Ante esto, Náutica y Recursos Energéticos tuvieron que intervenir para firmar una concesión con un privado y exigir que controlaran ingresos y pusieran seguridad en el lugar. La decisión fue justificada porque la playa, en las condiciones de abandono en las que se encontraba, era un riesgo para la salud y la vida de los que llegaban.
Con el cierre del lugar, la única zona habilitada para baño del Dique de Ullum gratuita que quedó es Playa Hermosa. El balneario es gestionado por la municipalidad de Ullum, que está encargada de poner seguridad y la mitad de los guardavidas, mientras el resto los gestiona Náutica.

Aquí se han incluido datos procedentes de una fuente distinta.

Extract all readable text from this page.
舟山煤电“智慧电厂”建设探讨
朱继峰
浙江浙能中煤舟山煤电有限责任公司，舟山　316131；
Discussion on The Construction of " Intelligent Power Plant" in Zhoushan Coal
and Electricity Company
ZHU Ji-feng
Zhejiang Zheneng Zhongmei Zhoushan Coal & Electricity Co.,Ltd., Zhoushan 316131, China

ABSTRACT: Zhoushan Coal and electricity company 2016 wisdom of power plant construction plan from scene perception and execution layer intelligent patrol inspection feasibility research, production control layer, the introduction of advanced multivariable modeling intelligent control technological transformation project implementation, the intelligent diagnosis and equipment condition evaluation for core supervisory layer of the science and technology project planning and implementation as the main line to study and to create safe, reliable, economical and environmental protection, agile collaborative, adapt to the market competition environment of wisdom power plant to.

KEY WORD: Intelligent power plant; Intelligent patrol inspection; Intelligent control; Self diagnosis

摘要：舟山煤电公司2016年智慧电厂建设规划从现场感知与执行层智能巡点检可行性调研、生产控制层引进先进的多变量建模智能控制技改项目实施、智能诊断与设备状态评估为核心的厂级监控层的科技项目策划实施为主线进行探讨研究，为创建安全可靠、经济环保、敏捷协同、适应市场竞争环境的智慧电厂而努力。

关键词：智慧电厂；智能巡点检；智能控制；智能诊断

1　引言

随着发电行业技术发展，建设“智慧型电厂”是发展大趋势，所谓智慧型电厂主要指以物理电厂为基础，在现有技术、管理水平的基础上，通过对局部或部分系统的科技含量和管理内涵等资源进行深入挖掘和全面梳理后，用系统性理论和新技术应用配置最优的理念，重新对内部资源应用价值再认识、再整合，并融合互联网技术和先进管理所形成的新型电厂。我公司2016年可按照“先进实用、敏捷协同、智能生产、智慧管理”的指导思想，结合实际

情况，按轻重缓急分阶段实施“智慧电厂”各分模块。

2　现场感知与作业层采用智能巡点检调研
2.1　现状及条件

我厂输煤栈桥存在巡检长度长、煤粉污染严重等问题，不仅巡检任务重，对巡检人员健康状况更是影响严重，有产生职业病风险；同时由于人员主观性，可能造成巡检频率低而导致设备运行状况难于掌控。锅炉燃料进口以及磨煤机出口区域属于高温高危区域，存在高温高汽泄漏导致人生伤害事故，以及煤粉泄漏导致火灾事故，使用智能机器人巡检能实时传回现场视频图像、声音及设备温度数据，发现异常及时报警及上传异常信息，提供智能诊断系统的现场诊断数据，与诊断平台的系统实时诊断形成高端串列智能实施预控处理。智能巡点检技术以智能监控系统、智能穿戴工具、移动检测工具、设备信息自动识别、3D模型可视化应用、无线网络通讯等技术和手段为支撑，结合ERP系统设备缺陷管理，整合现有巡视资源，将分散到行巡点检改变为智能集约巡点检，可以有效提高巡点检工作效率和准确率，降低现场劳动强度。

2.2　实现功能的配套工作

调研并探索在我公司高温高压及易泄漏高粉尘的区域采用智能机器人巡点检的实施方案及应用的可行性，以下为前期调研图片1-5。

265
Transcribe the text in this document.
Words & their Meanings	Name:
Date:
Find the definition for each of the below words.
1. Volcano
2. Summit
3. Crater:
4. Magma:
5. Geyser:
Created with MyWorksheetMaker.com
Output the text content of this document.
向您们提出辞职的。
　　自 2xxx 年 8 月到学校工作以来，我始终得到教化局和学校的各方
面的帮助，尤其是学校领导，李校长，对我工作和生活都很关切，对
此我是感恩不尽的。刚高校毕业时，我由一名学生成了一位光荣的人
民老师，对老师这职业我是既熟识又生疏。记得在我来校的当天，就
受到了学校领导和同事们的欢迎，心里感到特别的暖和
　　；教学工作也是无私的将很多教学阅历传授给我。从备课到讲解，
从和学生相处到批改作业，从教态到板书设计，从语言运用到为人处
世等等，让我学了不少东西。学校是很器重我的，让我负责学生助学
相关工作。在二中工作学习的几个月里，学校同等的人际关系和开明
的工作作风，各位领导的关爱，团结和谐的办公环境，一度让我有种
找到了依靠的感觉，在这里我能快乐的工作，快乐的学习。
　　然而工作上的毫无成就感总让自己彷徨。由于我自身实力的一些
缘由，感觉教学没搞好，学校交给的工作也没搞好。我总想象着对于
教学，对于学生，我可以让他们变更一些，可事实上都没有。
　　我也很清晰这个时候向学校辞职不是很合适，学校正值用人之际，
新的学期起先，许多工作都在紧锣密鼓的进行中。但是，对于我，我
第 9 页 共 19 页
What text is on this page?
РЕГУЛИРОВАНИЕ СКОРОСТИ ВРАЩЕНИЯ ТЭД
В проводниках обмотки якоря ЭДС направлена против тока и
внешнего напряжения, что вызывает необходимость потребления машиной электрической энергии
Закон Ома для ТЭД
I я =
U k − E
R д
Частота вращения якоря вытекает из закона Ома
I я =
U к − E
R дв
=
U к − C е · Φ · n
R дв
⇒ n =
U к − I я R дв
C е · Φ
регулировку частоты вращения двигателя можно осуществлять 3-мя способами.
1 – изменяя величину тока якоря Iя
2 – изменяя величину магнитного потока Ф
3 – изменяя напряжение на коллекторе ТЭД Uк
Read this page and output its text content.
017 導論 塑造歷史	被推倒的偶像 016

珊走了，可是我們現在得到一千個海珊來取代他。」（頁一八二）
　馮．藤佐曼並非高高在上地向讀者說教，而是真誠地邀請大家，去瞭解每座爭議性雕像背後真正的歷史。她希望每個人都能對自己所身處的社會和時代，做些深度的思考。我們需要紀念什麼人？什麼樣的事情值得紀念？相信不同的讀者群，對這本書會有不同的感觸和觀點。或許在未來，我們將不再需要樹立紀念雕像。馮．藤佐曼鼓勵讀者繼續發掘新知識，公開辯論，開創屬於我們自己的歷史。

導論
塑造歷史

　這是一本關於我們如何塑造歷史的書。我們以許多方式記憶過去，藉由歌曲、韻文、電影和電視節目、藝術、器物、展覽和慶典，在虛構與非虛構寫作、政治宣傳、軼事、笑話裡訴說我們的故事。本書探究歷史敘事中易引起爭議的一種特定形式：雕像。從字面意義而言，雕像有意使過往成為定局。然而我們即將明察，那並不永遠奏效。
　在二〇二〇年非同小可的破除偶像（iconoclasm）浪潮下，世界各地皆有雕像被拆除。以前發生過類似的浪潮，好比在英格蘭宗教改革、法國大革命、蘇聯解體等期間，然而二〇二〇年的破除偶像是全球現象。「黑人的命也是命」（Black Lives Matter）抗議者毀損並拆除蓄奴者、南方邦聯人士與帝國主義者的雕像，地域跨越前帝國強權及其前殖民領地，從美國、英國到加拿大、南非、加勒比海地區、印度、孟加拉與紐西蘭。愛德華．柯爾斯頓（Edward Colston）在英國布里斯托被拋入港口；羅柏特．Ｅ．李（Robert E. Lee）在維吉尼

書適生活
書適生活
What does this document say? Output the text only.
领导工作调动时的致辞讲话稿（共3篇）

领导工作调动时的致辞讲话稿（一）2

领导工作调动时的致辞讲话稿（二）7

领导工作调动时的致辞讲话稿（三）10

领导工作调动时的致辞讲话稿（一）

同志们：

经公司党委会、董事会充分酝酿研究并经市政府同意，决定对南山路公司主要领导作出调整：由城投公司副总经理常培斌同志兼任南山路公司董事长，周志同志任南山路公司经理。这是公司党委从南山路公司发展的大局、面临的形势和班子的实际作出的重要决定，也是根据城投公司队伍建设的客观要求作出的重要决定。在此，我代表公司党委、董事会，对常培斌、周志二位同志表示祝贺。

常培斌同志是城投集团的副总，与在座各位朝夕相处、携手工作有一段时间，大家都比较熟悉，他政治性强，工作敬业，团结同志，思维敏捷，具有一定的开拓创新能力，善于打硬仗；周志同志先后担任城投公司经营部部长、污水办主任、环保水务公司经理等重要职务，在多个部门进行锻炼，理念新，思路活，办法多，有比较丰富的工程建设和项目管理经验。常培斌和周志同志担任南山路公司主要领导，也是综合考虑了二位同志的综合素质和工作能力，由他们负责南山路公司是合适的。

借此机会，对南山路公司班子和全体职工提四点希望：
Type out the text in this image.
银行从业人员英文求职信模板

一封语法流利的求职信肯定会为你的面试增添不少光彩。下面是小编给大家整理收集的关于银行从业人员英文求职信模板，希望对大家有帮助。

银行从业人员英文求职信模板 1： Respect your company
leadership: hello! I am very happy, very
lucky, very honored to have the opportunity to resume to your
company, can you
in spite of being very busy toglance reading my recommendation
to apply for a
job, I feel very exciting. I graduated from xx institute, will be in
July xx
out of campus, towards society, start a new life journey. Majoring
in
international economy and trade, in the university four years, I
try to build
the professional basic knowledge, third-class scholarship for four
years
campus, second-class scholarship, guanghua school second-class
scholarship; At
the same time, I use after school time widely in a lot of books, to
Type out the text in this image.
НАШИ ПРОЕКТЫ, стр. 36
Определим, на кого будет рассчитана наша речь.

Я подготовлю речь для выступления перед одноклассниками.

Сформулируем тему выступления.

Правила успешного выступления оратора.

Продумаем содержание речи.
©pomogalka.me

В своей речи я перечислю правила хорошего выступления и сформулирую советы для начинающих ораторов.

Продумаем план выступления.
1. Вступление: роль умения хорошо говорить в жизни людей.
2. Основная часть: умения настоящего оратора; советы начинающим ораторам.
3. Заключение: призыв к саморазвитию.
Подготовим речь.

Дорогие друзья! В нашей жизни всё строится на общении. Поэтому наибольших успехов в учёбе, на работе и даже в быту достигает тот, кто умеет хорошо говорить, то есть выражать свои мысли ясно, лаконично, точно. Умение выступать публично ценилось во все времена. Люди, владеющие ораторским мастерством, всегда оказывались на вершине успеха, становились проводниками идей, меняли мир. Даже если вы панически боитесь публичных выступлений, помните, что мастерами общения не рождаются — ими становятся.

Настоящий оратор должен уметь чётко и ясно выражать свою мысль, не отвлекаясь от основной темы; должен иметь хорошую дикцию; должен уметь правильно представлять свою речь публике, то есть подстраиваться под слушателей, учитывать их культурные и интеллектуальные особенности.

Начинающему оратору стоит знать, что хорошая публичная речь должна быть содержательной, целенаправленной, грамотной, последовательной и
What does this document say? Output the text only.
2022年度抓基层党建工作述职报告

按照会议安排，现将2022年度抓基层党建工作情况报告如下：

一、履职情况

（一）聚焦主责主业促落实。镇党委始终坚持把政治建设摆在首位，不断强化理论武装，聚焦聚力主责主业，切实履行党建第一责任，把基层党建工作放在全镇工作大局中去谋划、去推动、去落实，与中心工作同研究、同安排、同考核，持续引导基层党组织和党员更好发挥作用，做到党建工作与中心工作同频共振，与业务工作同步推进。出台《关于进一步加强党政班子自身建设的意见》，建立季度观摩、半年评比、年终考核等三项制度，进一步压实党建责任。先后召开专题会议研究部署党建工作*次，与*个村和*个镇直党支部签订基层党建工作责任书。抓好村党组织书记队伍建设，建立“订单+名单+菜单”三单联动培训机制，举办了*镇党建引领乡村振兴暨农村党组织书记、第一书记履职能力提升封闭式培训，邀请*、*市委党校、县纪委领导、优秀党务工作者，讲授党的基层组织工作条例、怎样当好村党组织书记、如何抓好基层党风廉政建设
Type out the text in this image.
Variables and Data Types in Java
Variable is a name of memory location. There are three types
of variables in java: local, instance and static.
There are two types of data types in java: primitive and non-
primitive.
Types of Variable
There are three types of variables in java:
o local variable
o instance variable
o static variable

En cuanto a las piletas públicas, todas las que cuentan con habilitación de la Secretaría de Deportes cobran entrada a los que quieran bañarse. Los precios van entre los $150 y los $300, mientras que también están aquellas que sólo reciben a los socios que han pagado abono por cierta cantidad de meses, como los clubes privados. Como opción más accesible están las piletas municipales, que también cobran entradas pero son más accesibles. Algunos ejemplos son San Martín y 25 de Mayo. }
Además del precio de las entradas, los clubes suelen cobrar por la revisación médica. En algunos casos empiezan desde los $150 y ascienden hasta los $200. Los controles suelen tener una validez de 15 días y luego deben renovarse, por lo general pagando el mismo precio.